The Elements Review: Interwoven Stories of Trauma

Twelve-year-old Freya is visiting her self-absorbed mother in Cornwall when she meets teenage twins. "Nothing better than being aware of a secret," they inform her, "is having one of your own." In the time that ensue, they sexually assault her, then entomb her breathing, combination of nervousness and irritation passing across their faces as they eventually liberate her from her improvised coffin.

This might have stood as the shocking centrepiece of a novel, but it's merely a single of multiple terrible events in The Elements, which gathers four short novels – issued distinctly between 2023 and 2025 – in which characters confront historical pain and try to find peace in the present moment.

Controversial Context and Subject Exploration

The book's release has been marred by the addition of Earth, the subsequent novella, on the candidate list for a prominent LGBTQ+ writing prize. In August, nearly all other nominees pulled out in dissent at the author's gender-critical views – and this year's prize has now been terminated.

Conversation of gender identity issues is absent from The Elements, although the author touches on plenty of significant issues. Anti-gay prejudice, the influence of traditional and social media, family disregard and abuse are all explored.

Multiple Accounts of Trauma

  • In Water, a mourning woman named Willow transfers to a remote Irish island after her husband is incarcerated for horrific crimes.
  • In Earth, Evan is a footballer on legal proceedings as an accessory to rape.
  • In Fire, the adult Freya balances retaliation with her work as a surgeon.
  • In Air, a dad journeys to a burial with his teenage son, and ponders how much to divulge about his family's past.
Trauma is piled on trauma as hurt survivors seem destined to bump into each other continuously for eternity

Related Accounts

Links proliferate. We first meet Evan as a boy trying to flee the island of Water. His trial's group contains the Freya who returns in Fire. Aaron, the father from Air, collaborates with Freya and has a child with Willow's daughter. Secondary characters from one account resurface in cottages, taverns or legal settings in another.

These plot threads may sound complex, but the author understands how to drive a narrative – his prior popular Holocaust drama has sold numerous units, and he has been translated into numerous languages.

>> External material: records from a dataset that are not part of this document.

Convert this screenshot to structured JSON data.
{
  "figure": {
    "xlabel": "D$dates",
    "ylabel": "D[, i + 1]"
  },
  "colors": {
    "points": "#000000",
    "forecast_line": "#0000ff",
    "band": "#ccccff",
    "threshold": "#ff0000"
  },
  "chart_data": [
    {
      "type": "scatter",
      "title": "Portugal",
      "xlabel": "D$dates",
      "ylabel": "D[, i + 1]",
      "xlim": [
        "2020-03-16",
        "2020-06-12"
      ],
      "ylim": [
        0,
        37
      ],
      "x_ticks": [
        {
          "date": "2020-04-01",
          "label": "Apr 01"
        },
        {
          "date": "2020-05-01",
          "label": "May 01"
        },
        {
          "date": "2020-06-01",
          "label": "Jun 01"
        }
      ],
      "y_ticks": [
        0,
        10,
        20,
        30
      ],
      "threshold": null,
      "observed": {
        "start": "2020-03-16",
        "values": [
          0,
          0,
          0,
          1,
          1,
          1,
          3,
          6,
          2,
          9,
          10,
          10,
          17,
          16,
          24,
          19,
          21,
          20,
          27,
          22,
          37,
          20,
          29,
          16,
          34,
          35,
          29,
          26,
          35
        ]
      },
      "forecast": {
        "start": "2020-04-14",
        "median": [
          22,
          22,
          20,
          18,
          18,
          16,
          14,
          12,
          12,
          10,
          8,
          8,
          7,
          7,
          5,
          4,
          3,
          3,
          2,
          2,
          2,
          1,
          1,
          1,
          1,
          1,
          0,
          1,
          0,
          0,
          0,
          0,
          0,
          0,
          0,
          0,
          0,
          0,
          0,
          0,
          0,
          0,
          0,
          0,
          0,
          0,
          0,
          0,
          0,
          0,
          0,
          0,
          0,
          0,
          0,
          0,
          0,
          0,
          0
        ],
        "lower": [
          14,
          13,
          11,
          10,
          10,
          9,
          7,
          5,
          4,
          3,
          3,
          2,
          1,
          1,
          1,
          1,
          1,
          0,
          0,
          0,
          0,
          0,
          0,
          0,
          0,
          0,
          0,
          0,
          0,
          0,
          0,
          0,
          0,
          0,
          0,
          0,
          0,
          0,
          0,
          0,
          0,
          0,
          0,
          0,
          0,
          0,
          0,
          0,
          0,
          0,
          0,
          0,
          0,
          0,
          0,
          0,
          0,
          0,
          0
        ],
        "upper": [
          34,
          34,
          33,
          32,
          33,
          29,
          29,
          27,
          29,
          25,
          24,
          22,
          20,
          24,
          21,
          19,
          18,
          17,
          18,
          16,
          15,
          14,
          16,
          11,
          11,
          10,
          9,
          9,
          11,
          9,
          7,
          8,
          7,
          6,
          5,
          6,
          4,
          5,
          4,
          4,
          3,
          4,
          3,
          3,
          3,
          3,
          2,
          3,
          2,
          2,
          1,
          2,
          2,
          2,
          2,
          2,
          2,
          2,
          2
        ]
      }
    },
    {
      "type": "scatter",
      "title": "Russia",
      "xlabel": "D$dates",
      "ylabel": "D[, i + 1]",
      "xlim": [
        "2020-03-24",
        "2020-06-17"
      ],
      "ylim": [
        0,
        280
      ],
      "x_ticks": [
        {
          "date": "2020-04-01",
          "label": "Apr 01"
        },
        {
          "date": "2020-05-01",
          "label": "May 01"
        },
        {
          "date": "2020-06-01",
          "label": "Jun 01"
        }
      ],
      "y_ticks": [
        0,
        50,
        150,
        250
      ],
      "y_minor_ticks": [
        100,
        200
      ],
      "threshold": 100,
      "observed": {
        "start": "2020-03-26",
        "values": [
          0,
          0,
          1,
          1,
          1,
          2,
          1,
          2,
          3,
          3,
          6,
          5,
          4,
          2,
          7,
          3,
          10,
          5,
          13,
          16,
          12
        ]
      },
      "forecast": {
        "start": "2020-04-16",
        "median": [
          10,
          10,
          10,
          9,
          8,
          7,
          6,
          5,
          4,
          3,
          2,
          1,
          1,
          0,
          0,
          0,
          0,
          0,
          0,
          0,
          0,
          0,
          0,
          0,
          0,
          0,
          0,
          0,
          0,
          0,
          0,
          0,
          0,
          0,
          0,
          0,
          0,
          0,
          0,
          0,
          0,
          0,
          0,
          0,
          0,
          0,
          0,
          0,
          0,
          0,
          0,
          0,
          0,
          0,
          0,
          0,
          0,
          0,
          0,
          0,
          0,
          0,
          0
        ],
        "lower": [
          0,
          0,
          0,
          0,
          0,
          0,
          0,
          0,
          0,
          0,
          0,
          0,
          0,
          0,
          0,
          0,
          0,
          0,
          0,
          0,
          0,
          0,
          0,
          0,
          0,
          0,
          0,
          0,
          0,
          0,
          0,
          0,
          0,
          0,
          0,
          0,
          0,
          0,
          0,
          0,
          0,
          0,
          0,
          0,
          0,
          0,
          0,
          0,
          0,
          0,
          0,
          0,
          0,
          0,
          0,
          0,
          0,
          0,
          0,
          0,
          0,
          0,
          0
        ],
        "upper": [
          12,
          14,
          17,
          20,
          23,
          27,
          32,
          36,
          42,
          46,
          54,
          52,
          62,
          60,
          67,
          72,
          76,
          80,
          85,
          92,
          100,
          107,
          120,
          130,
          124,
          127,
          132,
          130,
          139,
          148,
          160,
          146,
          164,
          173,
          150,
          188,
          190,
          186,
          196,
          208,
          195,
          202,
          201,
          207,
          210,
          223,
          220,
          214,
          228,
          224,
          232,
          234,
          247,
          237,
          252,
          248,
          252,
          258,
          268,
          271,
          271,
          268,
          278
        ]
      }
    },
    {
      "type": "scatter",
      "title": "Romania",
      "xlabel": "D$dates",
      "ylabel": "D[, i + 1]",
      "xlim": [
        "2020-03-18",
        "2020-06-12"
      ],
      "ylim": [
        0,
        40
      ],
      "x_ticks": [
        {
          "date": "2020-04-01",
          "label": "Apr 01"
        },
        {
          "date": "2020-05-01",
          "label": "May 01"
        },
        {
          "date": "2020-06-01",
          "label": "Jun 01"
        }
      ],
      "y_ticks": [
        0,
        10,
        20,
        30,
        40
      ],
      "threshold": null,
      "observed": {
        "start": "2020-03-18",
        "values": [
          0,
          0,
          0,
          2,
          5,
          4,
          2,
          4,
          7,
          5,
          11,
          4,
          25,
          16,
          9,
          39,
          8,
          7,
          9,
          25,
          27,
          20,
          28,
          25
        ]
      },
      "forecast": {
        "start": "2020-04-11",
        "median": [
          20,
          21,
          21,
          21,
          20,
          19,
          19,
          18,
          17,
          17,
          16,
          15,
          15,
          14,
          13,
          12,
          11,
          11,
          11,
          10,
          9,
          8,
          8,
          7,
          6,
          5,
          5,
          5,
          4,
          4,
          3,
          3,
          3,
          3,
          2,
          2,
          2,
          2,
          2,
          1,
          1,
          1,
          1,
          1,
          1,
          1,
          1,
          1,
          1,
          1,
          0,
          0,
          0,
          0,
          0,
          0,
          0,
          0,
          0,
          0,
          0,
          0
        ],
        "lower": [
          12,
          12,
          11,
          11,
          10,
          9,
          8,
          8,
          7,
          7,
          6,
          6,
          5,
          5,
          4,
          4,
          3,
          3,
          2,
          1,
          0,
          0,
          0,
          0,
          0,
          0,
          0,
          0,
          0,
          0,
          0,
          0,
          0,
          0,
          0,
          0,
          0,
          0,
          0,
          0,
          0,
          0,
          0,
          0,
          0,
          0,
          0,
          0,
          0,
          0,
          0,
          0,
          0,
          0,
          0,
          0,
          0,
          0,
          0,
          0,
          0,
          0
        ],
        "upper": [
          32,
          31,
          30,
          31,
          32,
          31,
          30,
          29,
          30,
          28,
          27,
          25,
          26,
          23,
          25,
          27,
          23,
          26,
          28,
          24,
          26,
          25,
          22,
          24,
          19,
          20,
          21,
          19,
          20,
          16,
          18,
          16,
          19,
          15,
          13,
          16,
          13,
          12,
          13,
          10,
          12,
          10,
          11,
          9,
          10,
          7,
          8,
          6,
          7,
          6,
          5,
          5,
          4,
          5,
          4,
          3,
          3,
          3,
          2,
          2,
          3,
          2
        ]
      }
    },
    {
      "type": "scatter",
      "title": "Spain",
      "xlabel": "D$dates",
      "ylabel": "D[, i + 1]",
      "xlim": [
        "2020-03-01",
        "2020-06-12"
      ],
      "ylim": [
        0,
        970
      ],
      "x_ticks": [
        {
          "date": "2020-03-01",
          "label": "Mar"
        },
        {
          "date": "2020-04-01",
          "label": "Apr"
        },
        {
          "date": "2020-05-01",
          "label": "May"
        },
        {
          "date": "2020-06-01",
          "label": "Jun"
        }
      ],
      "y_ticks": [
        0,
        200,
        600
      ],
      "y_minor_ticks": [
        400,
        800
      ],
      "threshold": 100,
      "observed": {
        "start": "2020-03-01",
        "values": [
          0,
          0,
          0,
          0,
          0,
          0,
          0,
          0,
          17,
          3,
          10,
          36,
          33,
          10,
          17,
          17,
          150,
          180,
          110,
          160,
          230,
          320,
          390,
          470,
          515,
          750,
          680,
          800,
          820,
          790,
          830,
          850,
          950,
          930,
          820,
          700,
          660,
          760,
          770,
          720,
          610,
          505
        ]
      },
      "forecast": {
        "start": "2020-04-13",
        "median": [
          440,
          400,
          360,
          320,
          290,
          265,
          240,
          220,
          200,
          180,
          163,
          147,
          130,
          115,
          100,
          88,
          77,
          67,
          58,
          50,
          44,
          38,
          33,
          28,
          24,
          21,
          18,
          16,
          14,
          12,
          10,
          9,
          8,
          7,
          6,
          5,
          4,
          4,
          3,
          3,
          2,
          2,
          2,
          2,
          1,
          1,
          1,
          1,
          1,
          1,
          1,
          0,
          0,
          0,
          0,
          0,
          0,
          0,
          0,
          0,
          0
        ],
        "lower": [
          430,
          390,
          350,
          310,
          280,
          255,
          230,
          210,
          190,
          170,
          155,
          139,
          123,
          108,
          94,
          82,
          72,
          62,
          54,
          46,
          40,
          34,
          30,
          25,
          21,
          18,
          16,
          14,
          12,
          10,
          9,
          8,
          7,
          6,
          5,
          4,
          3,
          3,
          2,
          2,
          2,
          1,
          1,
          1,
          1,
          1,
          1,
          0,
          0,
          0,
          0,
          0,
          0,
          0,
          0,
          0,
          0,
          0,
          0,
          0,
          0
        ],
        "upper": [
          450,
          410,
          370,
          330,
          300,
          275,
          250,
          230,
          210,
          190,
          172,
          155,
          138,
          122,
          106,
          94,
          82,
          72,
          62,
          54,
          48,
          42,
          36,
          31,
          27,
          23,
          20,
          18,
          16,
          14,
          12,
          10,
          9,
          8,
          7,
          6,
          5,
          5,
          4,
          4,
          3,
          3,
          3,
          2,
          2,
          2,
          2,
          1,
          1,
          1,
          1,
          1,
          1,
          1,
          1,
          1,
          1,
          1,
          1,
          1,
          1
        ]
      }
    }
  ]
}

His direct prose bristles with gripping hooks: "ultimately, a doctor in the burns unit should understand more than to toy with fire"; "the primary step I do when I arrive on the island is alter my name".

Character Portrayal and Storytelling Strength

Characters are drawn in concise, impactful lines: the compassionate Nigerian priest, the disturbed pub landlord, the daughter at struggle with her mother. Some scenes ring with melancholy power or insightful humour: a boy is struck by his father after wetting himself at a football match; a narrow-minded island mother and her Dublin-raised neighbour exchange insults over cups of diluted tea.

The author's talent of bringing you wholeheartedly into each narrative gives the reappearance of a character or plot strand from an previous story a real frisson, for the initial several times at least. Yet the cumulative effect of it all is desensitizing, and at times nearly comic: trauma is accumulated upon pain, coincidence on accident in a grim farce in which damaged survivors seem fated to encounter each other continuously for forever.

Thematic Complexity and Final Assessment

If this sounds less like life and resembling purgatory, that is element of the author's message. These wounded people are burdened by the crimes they have endured, stuck in patterns of thought and behavior that churn and descend and may in turn harm others. The author has spoken about the impact of his individual experiences of mistreatment and he describes with compassion the way his characters navigate this perilous landscape, striving for treatments – solitude, icy sea dips, resolution or bracing honesty – that might provide clarity.

The book's "basic" structure isn't extremely instructive, while the rapid pace means the examination of gender dynamics or digital platforms is primarily shallow. But while The Elements is a defective work, it's also a completely engaging, victim-focused epic: a appreciated riposte to the common preoccupation on investigators and perpetrators. The author shows how trauma can run through lives and generations, and how years and compassion can quieten its reverberations.

Mrs. Kaitlyn Booker
Mrs. Kaitlyn Booker

Financial analyst with over a decade of experience in equity research and investment strategies, specializing in consumer goods sectors.